The 1950s-era expressway was city planner Edmund Bacon's effort to "rescue" Philadelphia from the flight of residents to the suburbs by enticing them back, Brownlee said.

But it was not built as a tunnel. And that left gaping holes in what had been uninterrupted Parkway streetscape.

"It was one of the things that made the Parkway so unlovable," Brownlee said.

Never mind crossing the broad thoroughfare on foot. It was so hazardous, it became a punch line.

The release in 1976 of Rocky, with its iconic scene of Sylvester Stallone running up the Art Museum steps, brought romance to an avenue otherwise scorned for not having become the city's Champs-Élysées.

But it was not until the late 1990s that civic voices led by the Center City District joined to call for change to the Parkway.

And in 2008, with former Mayor Ed Rendell in Harrisburg as governor, DiBerardinis a cabinet secretary, and Nutter as mayor in City Hall, pivotal funding was in place to make the Parkway a safer, prettier place, even as the global financial crisis took hold.

That year, Center City District completed construction of Cafe Cret at 16th Street and the Parkway. The street itself got a makeover, too.

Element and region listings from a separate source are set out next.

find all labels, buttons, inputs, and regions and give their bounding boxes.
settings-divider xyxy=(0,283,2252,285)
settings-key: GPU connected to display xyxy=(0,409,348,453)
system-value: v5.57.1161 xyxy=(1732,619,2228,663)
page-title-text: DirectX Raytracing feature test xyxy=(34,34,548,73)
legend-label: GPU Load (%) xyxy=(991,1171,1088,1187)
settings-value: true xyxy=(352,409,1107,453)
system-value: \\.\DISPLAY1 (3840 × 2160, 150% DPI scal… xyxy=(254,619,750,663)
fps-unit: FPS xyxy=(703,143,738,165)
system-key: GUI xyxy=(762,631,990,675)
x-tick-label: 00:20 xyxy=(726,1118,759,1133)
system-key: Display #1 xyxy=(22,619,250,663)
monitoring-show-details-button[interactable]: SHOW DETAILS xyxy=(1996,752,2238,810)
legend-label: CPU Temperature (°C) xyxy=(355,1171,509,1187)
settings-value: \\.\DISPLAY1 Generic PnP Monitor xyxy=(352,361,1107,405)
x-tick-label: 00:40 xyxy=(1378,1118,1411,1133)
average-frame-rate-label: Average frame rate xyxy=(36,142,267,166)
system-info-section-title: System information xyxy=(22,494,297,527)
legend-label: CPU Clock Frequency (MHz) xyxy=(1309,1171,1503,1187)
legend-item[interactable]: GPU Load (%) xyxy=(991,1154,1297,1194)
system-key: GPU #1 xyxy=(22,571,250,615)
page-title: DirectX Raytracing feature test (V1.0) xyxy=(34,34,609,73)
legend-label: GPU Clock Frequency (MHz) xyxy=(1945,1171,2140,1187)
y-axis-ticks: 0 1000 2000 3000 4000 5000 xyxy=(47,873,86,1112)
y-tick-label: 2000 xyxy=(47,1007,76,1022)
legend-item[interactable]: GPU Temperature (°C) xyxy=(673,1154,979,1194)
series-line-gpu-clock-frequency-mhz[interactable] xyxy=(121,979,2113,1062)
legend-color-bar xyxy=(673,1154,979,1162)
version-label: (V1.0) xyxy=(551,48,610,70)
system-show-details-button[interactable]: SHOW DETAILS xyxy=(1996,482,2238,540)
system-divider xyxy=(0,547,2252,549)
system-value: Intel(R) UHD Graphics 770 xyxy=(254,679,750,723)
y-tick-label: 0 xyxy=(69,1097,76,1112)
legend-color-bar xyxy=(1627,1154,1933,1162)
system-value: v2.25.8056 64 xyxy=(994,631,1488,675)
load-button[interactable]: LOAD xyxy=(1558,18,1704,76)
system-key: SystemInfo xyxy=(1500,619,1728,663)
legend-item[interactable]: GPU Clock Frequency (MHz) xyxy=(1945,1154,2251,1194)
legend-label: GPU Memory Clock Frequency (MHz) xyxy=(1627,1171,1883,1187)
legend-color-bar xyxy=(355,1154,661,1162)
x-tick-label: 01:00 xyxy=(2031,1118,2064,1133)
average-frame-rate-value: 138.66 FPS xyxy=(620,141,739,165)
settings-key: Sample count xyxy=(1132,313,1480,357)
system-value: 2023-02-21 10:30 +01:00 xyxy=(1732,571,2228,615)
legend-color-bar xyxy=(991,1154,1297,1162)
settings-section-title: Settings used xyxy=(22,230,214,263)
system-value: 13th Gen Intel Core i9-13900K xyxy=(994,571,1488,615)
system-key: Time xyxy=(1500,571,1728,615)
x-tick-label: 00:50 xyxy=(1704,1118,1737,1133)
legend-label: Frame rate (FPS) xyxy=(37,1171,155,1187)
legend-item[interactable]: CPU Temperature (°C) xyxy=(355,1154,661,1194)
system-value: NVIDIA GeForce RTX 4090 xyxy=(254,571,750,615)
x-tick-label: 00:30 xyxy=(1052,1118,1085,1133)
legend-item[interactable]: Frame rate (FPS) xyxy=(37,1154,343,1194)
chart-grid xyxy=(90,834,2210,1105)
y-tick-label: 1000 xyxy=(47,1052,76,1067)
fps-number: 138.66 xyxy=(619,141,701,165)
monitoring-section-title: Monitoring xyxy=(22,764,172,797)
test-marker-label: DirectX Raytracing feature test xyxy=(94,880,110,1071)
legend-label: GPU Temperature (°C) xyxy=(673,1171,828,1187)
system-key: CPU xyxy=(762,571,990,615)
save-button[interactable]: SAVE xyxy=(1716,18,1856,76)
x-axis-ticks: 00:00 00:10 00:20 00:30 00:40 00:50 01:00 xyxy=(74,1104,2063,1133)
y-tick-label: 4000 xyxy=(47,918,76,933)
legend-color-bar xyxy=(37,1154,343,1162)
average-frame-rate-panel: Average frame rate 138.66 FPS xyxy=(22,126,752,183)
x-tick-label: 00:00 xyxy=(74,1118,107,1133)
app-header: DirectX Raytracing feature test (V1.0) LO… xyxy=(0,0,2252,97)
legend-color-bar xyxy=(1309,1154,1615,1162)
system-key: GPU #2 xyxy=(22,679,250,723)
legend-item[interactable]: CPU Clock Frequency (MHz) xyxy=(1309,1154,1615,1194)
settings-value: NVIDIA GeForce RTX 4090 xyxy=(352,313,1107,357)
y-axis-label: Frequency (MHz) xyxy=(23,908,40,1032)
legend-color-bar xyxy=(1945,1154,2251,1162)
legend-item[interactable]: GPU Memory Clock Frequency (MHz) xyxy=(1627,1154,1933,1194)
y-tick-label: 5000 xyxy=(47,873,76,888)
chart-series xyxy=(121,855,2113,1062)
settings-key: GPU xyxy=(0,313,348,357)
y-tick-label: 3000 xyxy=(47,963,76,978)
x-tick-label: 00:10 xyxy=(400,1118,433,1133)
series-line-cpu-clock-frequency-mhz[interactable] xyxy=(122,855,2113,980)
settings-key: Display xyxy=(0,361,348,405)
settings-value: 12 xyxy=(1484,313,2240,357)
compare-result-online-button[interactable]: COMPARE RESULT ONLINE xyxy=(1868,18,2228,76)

In 2012, the CCD opened Sister Cities Park, with an adjacent cafe, off Logan Square. The Barnes opened that year, too. Planners also began a yearlong effort, "More Park Less Way," to imagine improvements that did not resort to retail and residential development, a proposal earlier put forth by the CCD.

The commercial real estate boom that has swept central Philadelphia and University City over the last several years also has served to bring considerable private capital to the Parkway.

All of this amazes Focht and many others. "It's the largest transformative time in the history of the Parkway since it was completed in 1917," he said. "It could not have been foreseen."